Continued claims, which represent the current number of insured unemployed workers filing weekly for unemployment insurance benefits, totaled 77,383 claims, a decrease of 991 claims, or 1.3%, from the previous week’s total of 78,374. Decreases in regular continued claims have been recorded in 20 of the past 22 weeks, in part because of claimants exhausting their benefit weeks and moving to other benefit programs.

Nevada’s Pandemic Emergency Unemployment Compensation program, which originally provided up to 13 weeks of benefits to individuals who have exhausted their regular unemployment benefits, saw 86,101 claims filed in the week, a decline of 9,338 claims from last week’s total of 95,439. The passage of HB 133 updated this provision; starting the week ending Jan. 2, claimants may be eligible for up to an additional 11 weeks of PEUC in certain circumstances.

Nevada’s State Extended Benefit program provides up to 20 weeks of benefits to individuals who have exhausted both their regular and PEUC program benefits. Nevada saw 34,516 claims filed in the week, an increase of 10,543 claims from a week ago. New guidance from the Department of Labor might require DETR to change the sequence of applying and paying out benefits.

The insured unemployment rate for the regular UI program, which is the ratio of regular continued claims in a week to the total number of jobs covered by the unemployment insurance system, fell 0.1 percentage points to 5.5%. Including claimants in the benefit extension programs, the rate, more appropriately called the extended insured unemployment rate, was 14.2%, unchanged from last week.
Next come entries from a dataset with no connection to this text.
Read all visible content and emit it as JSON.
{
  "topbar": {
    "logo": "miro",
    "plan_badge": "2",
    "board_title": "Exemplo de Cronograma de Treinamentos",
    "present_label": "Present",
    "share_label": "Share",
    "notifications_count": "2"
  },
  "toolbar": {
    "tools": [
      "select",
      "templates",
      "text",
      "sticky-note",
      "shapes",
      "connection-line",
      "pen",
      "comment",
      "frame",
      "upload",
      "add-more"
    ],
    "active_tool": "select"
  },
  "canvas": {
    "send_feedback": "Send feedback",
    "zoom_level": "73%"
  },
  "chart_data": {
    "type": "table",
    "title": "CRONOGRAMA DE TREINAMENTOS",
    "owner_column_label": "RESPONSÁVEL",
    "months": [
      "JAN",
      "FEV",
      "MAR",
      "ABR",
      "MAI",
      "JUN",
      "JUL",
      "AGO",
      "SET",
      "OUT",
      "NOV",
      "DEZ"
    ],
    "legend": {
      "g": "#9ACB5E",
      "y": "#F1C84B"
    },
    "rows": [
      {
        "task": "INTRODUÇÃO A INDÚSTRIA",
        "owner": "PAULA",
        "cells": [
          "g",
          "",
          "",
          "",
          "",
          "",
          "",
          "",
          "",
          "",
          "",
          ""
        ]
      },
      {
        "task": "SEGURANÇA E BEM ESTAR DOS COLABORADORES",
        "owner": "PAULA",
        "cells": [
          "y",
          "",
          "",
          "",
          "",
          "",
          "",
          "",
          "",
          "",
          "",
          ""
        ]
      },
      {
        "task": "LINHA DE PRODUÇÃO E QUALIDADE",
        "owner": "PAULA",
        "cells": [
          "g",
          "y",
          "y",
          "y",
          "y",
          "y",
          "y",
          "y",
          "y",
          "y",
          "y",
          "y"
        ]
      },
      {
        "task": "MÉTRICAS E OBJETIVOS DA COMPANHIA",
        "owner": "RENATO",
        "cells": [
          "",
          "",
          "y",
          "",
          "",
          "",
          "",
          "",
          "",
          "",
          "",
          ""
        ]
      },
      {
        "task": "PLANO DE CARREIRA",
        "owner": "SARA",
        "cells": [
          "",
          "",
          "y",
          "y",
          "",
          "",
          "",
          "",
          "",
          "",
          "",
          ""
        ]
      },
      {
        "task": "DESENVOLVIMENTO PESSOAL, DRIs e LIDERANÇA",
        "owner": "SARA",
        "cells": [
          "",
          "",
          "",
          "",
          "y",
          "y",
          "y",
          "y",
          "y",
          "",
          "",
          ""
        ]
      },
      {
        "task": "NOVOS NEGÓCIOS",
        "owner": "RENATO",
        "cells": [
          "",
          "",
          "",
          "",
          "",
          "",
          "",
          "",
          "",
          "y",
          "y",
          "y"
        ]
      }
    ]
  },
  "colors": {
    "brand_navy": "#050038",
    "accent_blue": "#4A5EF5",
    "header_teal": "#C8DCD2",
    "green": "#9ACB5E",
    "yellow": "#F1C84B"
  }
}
It should be noted that the calculation of the insured unemployment rate is different from that of the state’s total unemployment rate.

The Pandemic Unemployment Assistance program, which provides benefits for self-employed, 1099 contract workers and gig workers saw 1,116 initial claims filed in the week ending Jan. 2, a decline of 3,930 claims, or 77.9%, from last week’s total of 5,046. Since the start of the PUA program, there have been a total of 785,665 PUA initial claims filed.

There were 78,770 PUA continued claims filed in the week ending Jan. 2, a decrease of 5,698 claims, or 6.7%, from the previous week’s revised total of 84,468. This is the ninth consecutive week of declines in PUA continued claims, and the lowest reading for any week since the start of the program.